Hackers have by all means and ways taken advantage of security loopholes, as can seen by the increasing number of websites and databases that are compromised everyday.

Soon, hacking would be made ineffective!

Computer passwords are never fully secure. Hackers have by all means and ways taken advantage of security loopholes, as can seen by the increasing number of websites and databases that are compromised everyday.

But now, computer scientists from Beirut have pioneered a new approach called Key-Pattern Analysis (KPA), to verify passwords that also takes into account the speed with which a user types in their login and the gaps between characters would render a stolen password useless.

Ravel Jabbour, Wes Masri and Ali El-Hajj of the American University of Beirut, in Lebanon has incorporated "intra" timing that measures how long each key remains depressed, which they say gives them the beat of the typing and is a much more robust parameter.

The program gathers information about how the user is typing in their password by recording the electronic signals from a standard keyboard as keys are pressed and released. It then compares the pattern of the password typed with a pre-stored pattern recorded when the account is initially setup.

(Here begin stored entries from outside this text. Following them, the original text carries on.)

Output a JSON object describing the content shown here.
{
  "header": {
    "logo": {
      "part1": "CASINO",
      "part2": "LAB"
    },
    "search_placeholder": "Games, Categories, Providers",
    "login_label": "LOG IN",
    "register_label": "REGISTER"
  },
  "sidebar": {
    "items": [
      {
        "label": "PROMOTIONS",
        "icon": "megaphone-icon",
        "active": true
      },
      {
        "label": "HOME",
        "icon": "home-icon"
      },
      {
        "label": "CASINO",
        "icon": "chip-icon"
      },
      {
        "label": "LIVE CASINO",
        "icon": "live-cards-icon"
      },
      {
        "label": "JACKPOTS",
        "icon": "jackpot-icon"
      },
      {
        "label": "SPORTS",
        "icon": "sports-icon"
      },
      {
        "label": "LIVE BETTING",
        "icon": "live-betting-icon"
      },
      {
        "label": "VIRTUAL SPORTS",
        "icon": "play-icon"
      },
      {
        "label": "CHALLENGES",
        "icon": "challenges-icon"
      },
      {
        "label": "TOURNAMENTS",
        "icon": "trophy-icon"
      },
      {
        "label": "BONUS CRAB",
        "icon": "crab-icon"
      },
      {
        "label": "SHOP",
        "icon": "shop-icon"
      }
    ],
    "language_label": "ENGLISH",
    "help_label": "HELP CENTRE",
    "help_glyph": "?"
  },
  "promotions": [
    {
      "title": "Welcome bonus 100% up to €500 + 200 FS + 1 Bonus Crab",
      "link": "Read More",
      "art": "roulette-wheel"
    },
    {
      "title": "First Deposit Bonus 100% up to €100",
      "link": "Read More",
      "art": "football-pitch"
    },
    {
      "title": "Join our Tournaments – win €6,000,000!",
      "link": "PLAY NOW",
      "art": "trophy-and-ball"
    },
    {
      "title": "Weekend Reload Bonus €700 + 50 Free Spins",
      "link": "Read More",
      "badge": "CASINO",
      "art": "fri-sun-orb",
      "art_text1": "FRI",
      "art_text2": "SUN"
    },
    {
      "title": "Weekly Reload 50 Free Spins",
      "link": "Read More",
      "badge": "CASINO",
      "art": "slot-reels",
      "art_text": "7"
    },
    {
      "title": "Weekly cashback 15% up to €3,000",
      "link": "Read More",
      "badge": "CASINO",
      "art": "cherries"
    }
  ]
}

A user would be expected to repeatedly type their password at the login registration stage to record a reproducible typing pattern. The validation algorithm then looks at the various parameters, intra and inter timing the relationships between two keys (digraph), three keys (trigraph) and up to the number of keys that are the password length.

The study has been published in the International Journal of Internet Technology and Secured Transactions.